Extrait :
Extrait de l'introduction de Emmanuel Hirsch
Fragilité et vulnérabilité de nos positions face à la mort
«L'accompagnement éthique, c'est affirmer la permanence de la personne humaine en toutes circonstances, même les plus dégradées.» Plan Alzheimer et maladies apparentées, 2008-2012.

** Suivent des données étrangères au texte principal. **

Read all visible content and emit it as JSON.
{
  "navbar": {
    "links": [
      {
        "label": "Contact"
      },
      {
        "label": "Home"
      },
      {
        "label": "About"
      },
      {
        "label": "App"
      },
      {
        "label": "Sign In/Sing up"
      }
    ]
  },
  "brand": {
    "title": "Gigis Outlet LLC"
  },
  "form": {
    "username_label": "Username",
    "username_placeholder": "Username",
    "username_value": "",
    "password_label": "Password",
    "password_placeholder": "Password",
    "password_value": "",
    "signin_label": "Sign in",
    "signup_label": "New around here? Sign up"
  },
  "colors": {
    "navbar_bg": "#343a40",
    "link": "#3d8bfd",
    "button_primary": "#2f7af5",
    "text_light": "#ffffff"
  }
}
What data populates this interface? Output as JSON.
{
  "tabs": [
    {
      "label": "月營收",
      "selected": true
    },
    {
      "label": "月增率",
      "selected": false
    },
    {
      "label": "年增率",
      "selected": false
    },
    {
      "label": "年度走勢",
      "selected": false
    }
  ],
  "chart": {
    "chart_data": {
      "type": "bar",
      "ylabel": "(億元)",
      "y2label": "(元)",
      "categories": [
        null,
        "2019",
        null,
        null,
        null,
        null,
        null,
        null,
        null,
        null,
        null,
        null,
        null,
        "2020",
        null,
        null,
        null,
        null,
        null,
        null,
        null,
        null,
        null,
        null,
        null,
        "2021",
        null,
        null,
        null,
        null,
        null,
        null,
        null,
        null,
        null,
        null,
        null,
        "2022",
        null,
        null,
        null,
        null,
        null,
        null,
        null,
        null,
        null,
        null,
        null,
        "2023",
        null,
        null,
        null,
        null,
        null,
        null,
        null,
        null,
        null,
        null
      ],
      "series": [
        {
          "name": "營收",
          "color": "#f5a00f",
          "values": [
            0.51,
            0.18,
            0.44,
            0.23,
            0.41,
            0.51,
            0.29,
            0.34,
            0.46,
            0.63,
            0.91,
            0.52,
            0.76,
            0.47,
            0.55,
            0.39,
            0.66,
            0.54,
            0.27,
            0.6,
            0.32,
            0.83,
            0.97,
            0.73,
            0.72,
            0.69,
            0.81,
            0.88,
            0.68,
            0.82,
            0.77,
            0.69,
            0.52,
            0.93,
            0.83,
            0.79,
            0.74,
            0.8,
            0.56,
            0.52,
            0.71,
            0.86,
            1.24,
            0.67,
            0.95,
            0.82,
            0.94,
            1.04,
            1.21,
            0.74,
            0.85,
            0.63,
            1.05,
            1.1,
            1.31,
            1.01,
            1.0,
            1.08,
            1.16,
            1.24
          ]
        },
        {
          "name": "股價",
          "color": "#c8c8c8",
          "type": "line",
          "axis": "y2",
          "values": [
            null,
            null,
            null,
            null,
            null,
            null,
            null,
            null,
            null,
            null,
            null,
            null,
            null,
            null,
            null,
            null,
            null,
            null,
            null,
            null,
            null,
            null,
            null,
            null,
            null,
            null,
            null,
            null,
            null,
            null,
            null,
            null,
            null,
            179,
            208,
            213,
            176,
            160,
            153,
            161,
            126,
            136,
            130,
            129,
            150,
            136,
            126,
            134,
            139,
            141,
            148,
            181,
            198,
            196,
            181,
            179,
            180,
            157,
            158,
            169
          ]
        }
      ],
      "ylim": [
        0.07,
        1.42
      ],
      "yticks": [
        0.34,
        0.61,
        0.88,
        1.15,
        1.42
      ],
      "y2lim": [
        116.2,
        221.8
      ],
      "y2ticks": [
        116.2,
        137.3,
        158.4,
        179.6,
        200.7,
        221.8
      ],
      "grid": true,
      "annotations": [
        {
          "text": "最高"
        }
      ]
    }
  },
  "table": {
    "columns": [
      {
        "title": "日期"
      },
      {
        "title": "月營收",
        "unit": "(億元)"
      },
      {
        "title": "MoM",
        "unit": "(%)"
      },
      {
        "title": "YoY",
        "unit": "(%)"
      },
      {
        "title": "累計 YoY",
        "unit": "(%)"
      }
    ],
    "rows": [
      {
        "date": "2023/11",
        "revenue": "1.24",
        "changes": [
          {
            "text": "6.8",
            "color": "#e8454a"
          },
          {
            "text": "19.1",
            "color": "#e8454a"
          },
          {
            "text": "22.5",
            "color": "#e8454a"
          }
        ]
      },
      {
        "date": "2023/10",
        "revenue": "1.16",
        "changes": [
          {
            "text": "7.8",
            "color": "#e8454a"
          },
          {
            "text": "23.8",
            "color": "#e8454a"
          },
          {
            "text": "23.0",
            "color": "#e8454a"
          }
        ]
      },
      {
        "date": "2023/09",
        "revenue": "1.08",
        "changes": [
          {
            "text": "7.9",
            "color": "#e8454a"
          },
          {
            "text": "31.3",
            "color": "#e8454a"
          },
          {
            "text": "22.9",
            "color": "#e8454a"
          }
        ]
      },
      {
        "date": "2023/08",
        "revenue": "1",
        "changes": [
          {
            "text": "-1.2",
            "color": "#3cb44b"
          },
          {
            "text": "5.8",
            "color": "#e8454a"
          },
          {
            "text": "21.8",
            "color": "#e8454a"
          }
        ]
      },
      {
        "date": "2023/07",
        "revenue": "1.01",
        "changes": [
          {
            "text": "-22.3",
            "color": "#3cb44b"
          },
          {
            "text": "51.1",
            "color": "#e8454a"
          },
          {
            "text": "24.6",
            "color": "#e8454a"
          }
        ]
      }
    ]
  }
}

UNE EXISTENCE RESPECTÉE JUSQU'À SA FIN
Il n'est ni mérite ni démérite dans la fragilité et la vulnérabilité de nos positions face à la mort. Là où l'humanité d'une sollicitude est plus attendue que la rigidité de postures dogmatiques, la dignité échappe aux considérations théoriques, et nos idéaux ont moins de prix que la valeur d'une relation et l'humanité du signe adressé par celui qui ne déserte pas. Il ne faut pas compromettre définitivement les quelques raisons qui permettent d'espérer encore de la vie et d'attendre de ses derniers instants l'accomplissement d'une existence respectée jusqu'à sa fin.
S'il est une liberté à reconquérir, elle ne saurait se limiter à la revendication de l'autodétermination de la mort. Le droit de bénéficier d'une position maintenue dans la préoccupation des vivants, de conditions d'accompagnement dignes de l'idée d'humanité, constitue un enjeu que j'estime plus déterminant que l'organisation du dispositif favorisant l'octroi d'une euthanasie. Il s'agit là d'une responsabilité qui saisit notre société dans sa capacité d'affirmer le sens ultime du lien et de la fraternité. C'est dire à quel point ses réponses s'avèrent essentielles et relèvent d'une obligation morale forte, d'engagements cohérents qui ne sauraient se satisfaire du registre compassionnel ou des formules incantatoires indifférentes à la vérité et à la singularité des circonstances.
Les controverses suscitées par les représentations médiatisées et forcément dramatisées de certaines fins de vie altèrent la capacité de vigilance et la nécessaire pondération qui s'avèrent indispensables au maintien des quelques principes susceptibles d'éviter que ne s'accentuent les équivoques et les systématismes, avec leurs dérives que l'on ne maîtriserait plus. Il nous faut résister aux tentations d'une résolution hâtive des quelques circonstances qui provoquent, à juste titre, nos consciences exposées à des approches parfois inacceptables ou insatisfaisantes des conditions de fins de vie médicalisées.
La limitation ou l'arrêt de traitement imposent d'autres mentalités que celles du désinvestissement, de la relégation ou, faute de mieux, de la mort assistée.
Biographie de l'auteur :
Emmanuel Hirsch est directeur de l'Espace éthique/Assistance publique - Hôpitaux de Paris, professeur d'éthique médicale à la Faculté de médecine, université Paris-Sud 11 (dont il dirige le département de recherche en éthique)
L'Espace éthique/AP-HP est considéré en France comme l'un des centres universitaires d'éthique biomédicale les plus réputés (il fait partie des 5 centres collaborateurs pour la bioéthique de l'Organisation mondiale de la santé). C'est ainsi que s'est constitué à travers les années un réseau de compétences associant à la fois des professionnels de santé, des chercheurs en sciences humaines et sociales, des responsables institutionnels et politiques qui sont impliqués dans la conception de ce Traité de bioéthique.